Sie wollten dort leben, wo die Ärmsten sind. Darum zog die Familie Schneider aus Basel mit ihrer 1-jährigen Tochter in die Slums von Manila.
Slums von Manila
«Es riecht nach Schweiss, Kot, gebratenem Fisch und Abfall», erzählt Christian Schneider (54). 13 Jahre lang wohnte er in den Slums von Manila, wo heute noch täglich Millionen ums Überleben kämpfen. Auf den Müllbergen von Payatas leben die Familien direkt vom Abfall, täglich karren Lastwagen 1000 Tonnen Müll heran.
Eine junge Familie bricht in die Slums auf «Wir wussten, bei den Ärmsten ist unser Platz», erzählt Christine Schneider (48). Die Familie gibt ihr Zuhause in der Schweiz auf, um mit ihrer 1-jährigen Tochter im Slum zu leben.
Ist das nicht etwas verrückt – erst recht mit einem Säugling? «Wenn Millionen unter diesen Bedingungen leben, dann muss das auch für uns gehen», sagt sich die junge Mutter aus Basel. Ihr neues Zuhause ist ein Raum von 12m2. Durch die dünnen Wellblechwände dringt Tag und Nacht der anfänglich fast unerträgliche Lärm.
Nahe bei den Ärmsten
«Wenn Gott auf die Welt kam, um den Menschen nahe zu sein», dachten sich der Pflegefachmann und die Primarlehrerin aus der Schweiz, «so müssen wir als Christen dort leben und helfen, wo die Ärmsten sind.» Zunächst gründen sie mit sieben Kindern und Jugendlichen, die vorher auf der Strasse und auf Müllhalden gelebt hatten, eine Art therapeutische Hausgemeinschaft.
Später werden daraus Wohngemeinschaften für ehemalige Drogenabhängige, Prostituierte und Strassenkinder. In der notdürftig eingerichteten «Slumklinik» gibt es erste Hilfe. Heute profitieren gegen 1000 Jugendliche von Sportanlässen und einem einwöchigen Camp, wo sie wenigstens einmal im Jahr dem Slum entfliehen können.
Wut über Hilflosigkeit
Es sind gespenstische Szenen, wenn Hunderte von Menschen unter brütender Sonne mit Stahlhaken und blossen Händen stumm den Müll durchwühlen. Häufig sind es schon 5- und 6-jährige Kinder, die barfuss im Abfall nach Verwertbarem suchen.
Viele Eltern sind alkoholabhängig oder nehmen Drogen, um das tägliche Elend zu vergessen. Als Christian Schneider diesen Sommer wieder für zwei Wochen im Slum ist, begegnet er einem Mann, dem er schon Medikamente gegen Tuberkulose gegeben hatte, als dieser noch ein Kind war.

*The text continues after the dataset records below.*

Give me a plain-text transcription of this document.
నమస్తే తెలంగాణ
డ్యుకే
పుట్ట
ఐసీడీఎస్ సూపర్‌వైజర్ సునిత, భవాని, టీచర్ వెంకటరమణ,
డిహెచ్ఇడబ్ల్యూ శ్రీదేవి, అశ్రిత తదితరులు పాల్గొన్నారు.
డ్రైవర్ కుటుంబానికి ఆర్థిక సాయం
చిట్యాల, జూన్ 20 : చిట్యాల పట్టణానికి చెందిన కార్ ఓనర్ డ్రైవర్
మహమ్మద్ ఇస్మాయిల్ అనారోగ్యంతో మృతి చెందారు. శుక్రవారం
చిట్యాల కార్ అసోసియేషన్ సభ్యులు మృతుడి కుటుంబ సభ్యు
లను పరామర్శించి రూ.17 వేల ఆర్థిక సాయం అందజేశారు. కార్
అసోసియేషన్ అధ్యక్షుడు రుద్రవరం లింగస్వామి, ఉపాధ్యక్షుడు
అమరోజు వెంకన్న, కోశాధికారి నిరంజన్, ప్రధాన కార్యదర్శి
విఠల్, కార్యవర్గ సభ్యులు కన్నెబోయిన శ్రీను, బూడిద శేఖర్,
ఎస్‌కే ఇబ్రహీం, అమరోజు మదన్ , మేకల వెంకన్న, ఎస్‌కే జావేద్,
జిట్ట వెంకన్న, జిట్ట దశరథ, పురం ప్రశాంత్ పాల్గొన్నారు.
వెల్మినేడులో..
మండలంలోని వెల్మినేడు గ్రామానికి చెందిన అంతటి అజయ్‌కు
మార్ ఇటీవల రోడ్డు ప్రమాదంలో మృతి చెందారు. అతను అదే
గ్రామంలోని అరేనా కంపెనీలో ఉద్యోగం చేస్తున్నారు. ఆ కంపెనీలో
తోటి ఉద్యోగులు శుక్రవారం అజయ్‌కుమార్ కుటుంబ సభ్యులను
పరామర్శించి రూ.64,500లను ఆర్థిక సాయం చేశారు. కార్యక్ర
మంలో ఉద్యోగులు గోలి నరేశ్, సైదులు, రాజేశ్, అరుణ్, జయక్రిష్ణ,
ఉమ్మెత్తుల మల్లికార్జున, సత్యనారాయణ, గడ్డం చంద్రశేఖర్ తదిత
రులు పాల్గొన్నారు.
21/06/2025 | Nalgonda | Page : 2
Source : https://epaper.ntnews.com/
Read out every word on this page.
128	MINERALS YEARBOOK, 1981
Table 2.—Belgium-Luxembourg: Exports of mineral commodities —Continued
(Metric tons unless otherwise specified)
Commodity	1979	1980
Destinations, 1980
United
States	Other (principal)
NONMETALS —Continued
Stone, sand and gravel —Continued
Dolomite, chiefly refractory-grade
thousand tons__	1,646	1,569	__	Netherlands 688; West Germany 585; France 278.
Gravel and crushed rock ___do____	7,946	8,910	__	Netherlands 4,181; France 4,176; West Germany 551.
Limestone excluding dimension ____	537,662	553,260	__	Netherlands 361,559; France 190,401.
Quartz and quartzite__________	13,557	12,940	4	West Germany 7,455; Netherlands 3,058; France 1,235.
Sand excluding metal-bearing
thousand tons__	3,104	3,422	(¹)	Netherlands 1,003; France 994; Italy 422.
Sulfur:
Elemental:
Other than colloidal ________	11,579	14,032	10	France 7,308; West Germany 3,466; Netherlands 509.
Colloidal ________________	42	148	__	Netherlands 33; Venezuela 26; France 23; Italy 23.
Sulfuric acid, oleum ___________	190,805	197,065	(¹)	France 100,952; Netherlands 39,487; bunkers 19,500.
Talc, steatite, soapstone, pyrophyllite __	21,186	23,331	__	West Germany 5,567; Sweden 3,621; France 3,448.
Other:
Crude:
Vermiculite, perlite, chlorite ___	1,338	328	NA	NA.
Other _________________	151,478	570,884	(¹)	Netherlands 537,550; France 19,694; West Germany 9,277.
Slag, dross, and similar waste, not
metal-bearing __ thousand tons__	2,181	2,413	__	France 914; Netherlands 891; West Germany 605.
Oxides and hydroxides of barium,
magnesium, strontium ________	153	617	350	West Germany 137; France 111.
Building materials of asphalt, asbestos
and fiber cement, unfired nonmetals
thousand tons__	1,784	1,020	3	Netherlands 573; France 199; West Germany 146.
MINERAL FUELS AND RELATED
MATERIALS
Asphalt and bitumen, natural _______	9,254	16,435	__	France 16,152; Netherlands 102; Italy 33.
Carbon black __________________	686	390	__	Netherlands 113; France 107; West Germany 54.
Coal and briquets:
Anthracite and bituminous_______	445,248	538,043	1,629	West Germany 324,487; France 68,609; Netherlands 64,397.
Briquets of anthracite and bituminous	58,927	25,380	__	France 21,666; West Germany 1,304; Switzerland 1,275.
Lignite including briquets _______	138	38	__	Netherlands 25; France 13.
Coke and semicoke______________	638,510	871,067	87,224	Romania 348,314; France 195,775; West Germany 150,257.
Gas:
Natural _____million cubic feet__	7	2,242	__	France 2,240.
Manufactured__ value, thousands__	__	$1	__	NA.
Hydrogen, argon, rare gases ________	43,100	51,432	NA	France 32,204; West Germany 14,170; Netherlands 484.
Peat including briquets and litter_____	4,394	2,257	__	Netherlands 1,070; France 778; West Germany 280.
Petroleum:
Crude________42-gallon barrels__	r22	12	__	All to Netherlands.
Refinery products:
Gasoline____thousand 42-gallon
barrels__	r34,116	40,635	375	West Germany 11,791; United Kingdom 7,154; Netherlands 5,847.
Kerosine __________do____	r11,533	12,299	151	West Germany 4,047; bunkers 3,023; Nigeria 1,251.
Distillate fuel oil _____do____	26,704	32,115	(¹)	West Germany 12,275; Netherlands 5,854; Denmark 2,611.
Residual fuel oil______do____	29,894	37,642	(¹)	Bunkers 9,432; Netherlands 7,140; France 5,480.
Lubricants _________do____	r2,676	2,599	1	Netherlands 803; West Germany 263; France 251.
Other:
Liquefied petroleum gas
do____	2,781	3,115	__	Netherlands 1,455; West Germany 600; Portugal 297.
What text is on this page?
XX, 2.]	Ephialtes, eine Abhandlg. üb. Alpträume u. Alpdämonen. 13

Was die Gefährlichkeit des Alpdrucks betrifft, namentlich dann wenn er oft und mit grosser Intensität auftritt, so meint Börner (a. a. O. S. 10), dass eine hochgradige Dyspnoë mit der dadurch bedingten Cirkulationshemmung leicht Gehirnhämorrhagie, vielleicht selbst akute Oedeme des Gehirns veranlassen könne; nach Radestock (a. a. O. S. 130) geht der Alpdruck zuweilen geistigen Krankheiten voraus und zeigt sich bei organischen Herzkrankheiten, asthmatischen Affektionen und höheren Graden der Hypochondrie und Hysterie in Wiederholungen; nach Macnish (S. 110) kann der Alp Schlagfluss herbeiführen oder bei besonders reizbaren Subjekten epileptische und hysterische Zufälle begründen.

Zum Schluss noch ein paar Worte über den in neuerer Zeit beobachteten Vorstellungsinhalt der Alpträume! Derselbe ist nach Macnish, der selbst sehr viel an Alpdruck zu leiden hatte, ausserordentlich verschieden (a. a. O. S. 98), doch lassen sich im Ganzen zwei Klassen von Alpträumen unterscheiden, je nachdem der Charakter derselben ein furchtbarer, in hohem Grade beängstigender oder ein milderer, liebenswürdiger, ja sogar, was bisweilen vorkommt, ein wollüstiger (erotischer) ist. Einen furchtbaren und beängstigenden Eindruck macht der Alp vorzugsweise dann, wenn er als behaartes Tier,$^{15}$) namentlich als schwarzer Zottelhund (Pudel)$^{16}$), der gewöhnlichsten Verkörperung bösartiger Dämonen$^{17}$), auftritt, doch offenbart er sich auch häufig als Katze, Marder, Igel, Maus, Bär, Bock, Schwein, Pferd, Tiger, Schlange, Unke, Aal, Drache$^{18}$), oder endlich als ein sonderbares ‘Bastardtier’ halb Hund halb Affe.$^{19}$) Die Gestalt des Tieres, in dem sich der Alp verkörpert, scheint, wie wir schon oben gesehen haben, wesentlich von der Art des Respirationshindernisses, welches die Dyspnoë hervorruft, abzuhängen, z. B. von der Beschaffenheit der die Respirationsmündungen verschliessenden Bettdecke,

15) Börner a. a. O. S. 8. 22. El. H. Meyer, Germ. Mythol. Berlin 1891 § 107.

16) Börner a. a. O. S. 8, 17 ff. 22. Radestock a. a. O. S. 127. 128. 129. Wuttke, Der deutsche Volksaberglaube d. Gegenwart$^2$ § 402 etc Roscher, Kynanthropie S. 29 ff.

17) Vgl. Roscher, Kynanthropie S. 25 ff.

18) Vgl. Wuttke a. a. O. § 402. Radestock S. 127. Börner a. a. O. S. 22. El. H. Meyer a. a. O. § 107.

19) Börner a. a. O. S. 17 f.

Diesmal trifft er den 32-jährigen ausgemergelt an, die Tuberkulose hat die Lunge zerfressen. Die Kraft und das Geld fehlen, um zum Arzt zu gehen: «Diese Hilflosigkeit macht zornig», sagt Christian Schneider. «So viele Menschen sterben, die an einer heilbaren Krankheit leiden, aber zu wenig Geld haben für Medikamente.» Christian Schneider vermittelt einen Arzt – wer weiss, vielleicht wird er ihn beim nächsten Besuch wieder treffen.
Erschütternde Bilder bleiben
Als Familie Schneider vor acht Jahren in die Schweiz zurückkehrt, übernehmen Einheimische die Leitung vor Ort. Das Hilfsprojekt ist inzwischen doppelt so gross. Wie ist das, tagtäglich im Slum zu leben, konfrontiert mit all dem Elend?
Wie hat sich da ihr Gottesbild verändert? «Mein Glaube an Gott wurde nicht erschüttert, aber mein Glaube an uns Menschen», erklärt Christine Schneider, «auch Gott leidet unendlich an der Not der Armen.»